Prasanna Nanda a leading Development Operations Engineer at VMware, decided a few years ago, to enter VMware’s Take 3 programme. This programme allows VMware executives and employees to take up to three months to work on a project of their choosing. Nanda determined that he wanted to use his skills to develop something that would help a lot of people, he says, and make an impact.

Over the next several months, Nanda delivered on his personal mission. He helped Medic Mobile develop a virtual appliance to run Medic Mobile’s free, scalable software tool kit. Aided by research volunteers and complete support from VMware management, Nanda also helped solve key software development problems for Medic Mobile, including creating the ability to integrate previously incompatible healthcare software systems so that they could work together in the Medic Mobile VMware Workstation Player platform.

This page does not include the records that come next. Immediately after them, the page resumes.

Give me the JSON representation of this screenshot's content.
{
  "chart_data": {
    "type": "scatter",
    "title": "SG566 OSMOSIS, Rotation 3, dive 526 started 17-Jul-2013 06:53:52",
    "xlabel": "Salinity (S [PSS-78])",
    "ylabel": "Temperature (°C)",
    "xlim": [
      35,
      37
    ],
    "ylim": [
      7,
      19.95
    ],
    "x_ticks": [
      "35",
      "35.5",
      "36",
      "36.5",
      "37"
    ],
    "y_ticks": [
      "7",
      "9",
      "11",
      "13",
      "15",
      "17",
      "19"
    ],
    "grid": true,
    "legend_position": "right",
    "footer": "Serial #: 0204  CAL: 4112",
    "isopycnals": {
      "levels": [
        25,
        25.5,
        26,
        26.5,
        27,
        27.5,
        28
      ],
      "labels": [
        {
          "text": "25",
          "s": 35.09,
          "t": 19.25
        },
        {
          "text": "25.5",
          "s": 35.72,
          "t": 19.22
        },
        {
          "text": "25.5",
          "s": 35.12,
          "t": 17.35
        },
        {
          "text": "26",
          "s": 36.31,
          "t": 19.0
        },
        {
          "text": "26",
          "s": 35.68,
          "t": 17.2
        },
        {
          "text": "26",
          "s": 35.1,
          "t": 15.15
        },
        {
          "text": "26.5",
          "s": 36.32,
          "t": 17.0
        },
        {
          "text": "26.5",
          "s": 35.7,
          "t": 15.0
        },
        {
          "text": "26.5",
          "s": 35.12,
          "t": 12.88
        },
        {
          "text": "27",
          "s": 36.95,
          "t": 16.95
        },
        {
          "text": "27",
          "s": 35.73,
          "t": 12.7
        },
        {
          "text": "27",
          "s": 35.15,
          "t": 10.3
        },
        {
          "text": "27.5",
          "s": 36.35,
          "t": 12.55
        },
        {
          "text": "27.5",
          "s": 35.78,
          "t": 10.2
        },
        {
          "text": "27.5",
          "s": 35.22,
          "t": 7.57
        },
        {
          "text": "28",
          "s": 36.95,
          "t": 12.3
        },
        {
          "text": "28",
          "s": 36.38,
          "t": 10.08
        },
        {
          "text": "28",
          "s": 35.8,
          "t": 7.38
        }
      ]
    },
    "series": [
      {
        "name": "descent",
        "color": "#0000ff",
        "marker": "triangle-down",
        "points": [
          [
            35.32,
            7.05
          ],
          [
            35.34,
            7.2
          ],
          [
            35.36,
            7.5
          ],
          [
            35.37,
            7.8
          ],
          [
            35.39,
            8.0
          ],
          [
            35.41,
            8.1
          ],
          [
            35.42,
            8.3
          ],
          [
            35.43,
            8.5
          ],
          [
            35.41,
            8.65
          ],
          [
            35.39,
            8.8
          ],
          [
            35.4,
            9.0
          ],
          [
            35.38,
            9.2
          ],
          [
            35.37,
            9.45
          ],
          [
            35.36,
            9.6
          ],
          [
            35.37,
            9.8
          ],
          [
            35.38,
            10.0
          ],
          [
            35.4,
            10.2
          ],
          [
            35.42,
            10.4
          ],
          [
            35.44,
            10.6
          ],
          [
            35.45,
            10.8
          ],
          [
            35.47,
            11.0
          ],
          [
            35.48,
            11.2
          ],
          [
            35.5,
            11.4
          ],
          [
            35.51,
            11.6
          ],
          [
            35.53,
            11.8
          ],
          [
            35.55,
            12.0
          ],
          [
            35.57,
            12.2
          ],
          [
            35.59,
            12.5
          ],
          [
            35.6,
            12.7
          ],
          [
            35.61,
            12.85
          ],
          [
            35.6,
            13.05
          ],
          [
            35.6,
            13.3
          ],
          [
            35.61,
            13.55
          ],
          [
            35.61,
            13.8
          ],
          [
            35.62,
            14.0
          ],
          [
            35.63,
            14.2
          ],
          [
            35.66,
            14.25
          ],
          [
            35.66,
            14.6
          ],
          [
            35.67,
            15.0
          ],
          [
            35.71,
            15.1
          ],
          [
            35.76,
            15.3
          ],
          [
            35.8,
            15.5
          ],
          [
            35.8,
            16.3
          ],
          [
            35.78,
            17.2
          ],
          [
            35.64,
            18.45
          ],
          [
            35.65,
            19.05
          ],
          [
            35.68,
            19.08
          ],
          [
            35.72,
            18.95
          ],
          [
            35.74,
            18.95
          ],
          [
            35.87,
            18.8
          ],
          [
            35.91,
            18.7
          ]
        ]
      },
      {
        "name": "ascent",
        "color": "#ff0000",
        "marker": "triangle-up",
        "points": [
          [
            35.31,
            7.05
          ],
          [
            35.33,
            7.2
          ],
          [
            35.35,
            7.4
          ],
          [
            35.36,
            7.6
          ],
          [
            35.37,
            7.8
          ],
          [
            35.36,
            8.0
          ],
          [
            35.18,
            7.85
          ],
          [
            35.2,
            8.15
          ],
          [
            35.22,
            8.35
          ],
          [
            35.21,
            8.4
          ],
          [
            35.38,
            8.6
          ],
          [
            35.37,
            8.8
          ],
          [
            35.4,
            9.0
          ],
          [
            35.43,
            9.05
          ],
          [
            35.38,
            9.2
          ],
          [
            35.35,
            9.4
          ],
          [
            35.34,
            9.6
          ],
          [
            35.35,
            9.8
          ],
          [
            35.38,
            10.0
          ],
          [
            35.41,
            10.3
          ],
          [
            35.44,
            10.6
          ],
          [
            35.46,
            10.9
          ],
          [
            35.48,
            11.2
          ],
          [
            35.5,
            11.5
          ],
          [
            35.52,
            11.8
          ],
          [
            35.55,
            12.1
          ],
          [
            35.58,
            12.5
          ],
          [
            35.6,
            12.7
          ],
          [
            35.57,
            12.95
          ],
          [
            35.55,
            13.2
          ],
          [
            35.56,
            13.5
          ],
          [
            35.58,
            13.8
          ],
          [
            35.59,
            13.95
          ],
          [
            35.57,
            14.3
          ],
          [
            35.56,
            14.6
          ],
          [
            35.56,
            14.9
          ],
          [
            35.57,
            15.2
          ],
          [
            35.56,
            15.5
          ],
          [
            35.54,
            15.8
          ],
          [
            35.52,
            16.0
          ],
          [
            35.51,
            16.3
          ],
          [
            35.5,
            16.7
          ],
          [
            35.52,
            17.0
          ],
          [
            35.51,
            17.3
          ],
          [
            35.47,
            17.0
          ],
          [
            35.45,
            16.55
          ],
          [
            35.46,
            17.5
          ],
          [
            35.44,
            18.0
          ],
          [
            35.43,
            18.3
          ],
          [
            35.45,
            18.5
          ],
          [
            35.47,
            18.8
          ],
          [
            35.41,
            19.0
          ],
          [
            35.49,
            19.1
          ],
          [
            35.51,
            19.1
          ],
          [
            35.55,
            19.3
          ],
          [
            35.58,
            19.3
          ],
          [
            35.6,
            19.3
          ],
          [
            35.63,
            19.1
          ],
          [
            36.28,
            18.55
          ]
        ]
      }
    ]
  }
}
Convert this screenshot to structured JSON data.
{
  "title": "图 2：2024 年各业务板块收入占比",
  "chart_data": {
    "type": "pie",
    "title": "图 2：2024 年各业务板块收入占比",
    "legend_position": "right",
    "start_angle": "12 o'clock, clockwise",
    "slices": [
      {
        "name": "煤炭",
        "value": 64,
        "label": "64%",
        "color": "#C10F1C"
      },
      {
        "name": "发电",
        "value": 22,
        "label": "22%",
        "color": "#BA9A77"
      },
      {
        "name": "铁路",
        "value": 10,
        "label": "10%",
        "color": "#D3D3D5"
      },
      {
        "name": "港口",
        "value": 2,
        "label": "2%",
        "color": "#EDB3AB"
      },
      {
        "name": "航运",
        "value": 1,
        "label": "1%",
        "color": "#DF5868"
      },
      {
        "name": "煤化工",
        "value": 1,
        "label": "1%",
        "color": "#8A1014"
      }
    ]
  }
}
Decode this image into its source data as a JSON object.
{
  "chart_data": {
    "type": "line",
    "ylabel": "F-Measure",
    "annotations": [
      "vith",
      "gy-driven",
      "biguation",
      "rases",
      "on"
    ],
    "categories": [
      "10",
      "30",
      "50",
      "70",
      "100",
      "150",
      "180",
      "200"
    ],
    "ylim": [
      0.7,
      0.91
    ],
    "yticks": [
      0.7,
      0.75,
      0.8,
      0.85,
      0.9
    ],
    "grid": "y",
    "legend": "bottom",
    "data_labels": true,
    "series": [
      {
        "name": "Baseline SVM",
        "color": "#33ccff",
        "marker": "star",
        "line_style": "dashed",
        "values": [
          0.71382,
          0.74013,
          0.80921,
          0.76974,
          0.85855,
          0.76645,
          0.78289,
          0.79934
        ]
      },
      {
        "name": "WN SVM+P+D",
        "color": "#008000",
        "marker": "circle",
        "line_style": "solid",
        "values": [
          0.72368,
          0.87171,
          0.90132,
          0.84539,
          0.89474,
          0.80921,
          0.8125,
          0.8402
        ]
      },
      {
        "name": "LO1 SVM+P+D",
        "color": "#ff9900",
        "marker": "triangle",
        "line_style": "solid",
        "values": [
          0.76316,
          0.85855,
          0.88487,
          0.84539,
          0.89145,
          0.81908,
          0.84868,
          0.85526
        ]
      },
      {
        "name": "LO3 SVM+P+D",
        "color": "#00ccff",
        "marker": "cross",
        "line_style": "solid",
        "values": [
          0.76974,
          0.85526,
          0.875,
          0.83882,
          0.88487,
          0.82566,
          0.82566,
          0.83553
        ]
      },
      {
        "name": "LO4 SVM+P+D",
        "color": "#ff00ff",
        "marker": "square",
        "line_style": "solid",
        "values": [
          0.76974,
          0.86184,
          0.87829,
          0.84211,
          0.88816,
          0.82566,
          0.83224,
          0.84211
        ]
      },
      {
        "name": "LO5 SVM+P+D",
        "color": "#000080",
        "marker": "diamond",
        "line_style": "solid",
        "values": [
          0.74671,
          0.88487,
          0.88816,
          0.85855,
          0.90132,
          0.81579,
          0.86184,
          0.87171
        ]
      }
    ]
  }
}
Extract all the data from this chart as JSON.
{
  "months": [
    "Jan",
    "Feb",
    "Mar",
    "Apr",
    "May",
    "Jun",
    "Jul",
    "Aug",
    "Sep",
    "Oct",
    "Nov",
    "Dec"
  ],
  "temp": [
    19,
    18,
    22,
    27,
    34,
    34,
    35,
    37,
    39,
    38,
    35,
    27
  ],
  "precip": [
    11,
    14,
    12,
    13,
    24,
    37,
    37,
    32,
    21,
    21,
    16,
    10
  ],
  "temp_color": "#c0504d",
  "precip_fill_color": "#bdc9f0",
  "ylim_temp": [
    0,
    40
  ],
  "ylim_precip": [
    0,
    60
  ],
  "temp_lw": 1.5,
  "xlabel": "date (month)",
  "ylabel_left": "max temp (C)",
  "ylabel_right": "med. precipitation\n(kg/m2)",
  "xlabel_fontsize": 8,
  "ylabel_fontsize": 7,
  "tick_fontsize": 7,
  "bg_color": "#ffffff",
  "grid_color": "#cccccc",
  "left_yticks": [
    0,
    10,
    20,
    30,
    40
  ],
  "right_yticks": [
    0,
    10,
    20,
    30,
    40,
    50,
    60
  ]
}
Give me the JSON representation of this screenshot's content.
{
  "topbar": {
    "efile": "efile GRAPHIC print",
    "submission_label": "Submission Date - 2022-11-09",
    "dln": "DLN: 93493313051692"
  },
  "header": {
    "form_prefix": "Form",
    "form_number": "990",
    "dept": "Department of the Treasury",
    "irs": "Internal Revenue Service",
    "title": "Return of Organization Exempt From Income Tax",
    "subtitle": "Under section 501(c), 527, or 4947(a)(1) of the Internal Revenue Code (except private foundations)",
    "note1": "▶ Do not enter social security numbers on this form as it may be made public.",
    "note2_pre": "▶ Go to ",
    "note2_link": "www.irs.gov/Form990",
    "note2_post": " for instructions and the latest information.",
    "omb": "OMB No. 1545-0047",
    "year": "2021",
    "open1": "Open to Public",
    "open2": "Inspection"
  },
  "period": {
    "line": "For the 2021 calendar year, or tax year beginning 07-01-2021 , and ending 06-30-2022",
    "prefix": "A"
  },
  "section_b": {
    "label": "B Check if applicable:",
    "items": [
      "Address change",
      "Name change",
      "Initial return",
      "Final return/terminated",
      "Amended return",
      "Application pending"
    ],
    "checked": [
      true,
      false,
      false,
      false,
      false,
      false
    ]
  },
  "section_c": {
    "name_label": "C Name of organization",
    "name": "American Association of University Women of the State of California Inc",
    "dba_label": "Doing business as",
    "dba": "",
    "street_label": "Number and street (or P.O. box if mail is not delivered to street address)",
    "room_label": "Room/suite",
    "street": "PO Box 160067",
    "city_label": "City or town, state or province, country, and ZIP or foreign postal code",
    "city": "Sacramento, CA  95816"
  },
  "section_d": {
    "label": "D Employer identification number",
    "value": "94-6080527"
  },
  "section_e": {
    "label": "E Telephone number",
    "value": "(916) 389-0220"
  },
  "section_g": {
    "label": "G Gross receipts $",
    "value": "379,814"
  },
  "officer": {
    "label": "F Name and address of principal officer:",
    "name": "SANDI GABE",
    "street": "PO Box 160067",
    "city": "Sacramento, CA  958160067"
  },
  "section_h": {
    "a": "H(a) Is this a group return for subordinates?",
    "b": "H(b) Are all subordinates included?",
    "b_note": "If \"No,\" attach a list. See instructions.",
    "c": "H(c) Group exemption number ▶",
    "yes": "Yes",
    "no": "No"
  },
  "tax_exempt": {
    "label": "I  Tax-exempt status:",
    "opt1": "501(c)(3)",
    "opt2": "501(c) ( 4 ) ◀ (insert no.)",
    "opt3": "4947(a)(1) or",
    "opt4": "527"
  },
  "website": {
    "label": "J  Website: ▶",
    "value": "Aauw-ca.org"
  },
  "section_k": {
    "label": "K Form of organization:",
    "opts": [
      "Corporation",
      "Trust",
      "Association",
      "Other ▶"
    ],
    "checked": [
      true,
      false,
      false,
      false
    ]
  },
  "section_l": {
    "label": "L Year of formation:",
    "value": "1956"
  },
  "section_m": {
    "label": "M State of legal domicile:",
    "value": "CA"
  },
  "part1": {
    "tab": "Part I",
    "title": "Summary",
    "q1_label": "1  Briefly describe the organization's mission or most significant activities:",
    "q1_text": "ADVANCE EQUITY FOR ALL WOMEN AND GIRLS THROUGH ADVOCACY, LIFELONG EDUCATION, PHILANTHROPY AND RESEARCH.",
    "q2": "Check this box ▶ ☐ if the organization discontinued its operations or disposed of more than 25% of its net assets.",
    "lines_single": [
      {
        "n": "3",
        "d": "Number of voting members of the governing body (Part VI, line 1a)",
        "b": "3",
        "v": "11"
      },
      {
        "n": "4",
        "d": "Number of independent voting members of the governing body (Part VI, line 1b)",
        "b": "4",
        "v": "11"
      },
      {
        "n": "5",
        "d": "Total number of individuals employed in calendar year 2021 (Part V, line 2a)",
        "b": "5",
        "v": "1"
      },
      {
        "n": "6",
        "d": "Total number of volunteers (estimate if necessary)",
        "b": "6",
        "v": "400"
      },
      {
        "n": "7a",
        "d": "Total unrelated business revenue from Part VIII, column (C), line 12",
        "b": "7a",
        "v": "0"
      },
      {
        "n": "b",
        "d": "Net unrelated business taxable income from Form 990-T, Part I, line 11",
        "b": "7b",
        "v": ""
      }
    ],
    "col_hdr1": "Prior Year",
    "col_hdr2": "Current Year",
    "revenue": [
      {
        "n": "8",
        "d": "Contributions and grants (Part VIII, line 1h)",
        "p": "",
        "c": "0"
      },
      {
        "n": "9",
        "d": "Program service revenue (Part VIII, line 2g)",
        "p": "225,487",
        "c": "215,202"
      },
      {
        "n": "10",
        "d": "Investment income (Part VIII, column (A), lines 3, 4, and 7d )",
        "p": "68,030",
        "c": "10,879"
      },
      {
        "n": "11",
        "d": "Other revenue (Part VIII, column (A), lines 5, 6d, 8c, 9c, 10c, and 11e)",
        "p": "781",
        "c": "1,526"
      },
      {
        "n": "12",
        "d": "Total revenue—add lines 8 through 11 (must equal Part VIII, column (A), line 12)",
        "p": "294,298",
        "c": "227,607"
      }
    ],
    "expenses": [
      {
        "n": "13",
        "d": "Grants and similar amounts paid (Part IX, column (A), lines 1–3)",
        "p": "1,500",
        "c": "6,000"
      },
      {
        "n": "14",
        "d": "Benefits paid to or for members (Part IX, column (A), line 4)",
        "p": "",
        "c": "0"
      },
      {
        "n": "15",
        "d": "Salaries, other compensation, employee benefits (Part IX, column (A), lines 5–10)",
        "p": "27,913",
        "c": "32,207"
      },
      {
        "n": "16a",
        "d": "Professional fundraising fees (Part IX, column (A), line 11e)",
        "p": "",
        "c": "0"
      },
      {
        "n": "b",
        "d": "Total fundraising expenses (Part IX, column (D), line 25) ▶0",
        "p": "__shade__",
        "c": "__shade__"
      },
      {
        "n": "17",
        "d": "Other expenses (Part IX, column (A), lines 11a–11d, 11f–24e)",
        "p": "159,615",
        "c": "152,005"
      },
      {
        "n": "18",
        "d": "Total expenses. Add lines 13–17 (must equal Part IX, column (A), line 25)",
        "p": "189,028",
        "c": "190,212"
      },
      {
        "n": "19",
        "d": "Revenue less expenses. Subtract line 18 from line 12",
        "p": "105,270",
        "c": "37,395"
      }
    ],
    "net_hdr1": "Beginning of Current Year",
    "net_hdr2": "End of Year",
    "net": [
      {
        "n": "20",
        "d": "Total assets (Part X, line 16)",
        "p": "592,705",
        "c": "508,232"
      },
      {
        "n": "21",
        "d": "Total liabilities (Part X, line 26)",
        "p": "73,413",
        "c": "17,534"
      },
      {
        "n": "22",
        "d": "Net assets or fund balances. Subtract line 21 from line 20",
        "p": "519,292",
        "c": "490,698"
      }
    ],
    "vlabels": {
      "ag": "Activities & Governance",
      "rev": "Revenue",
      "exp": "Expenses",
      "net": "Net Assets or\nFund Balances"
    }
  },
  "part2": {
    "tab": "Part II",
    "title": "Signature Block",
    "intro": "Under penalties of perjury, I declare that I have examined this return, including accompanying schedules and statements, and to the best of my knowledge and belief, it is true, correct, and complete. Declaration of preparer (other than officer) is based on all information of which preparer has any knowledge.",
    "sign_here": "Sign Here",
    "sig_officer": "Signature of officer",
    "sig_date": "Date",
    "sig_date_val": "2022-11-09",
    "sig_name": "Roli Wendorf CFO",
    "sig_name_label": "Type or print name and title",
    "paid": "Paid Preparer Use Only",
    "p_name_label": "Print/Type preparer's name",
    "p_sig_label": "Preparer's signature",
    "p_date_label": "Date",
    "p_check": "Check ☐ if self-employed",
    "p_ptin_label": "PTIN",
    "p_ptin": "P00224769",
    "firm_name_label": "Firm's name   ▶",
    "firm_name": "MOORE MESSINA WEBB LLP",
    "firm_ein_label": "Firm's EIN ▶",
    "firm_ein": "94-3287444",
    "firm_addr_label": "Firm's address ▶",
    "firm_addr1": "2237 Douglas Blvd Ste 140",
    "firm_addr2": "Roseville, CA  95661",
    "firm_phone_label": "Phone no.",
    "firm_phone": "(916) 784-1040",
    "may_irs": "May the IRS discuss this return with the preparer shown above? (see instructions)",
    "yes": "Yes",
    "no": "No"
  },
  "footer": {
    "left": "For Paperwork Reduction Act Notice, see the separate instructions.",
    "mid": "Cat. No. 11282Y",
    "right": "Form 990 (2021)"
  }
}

Nanda shares all the credit with his VMware co-workers and the support of VMware management, without whom, he says, he could not have done what he did. When asked why he decided to devote his time and skills to Medic Mobile, Nanda simply says, “I learned what they do and how they work, and I asked what I could do to help.”

More than 10,000 health workers in 23 countries in Africa and Asia use Medic Mobile’s tools. These 10,000 health workers care for more than five million people living in the poorest and remotest places on earth. But Nesbit is not satisfied. “We have really ambitious five year goals,” he says. “By the year 2020, we want to be supporting 200,000 health workers and improving healthcare for at least 100 million people.”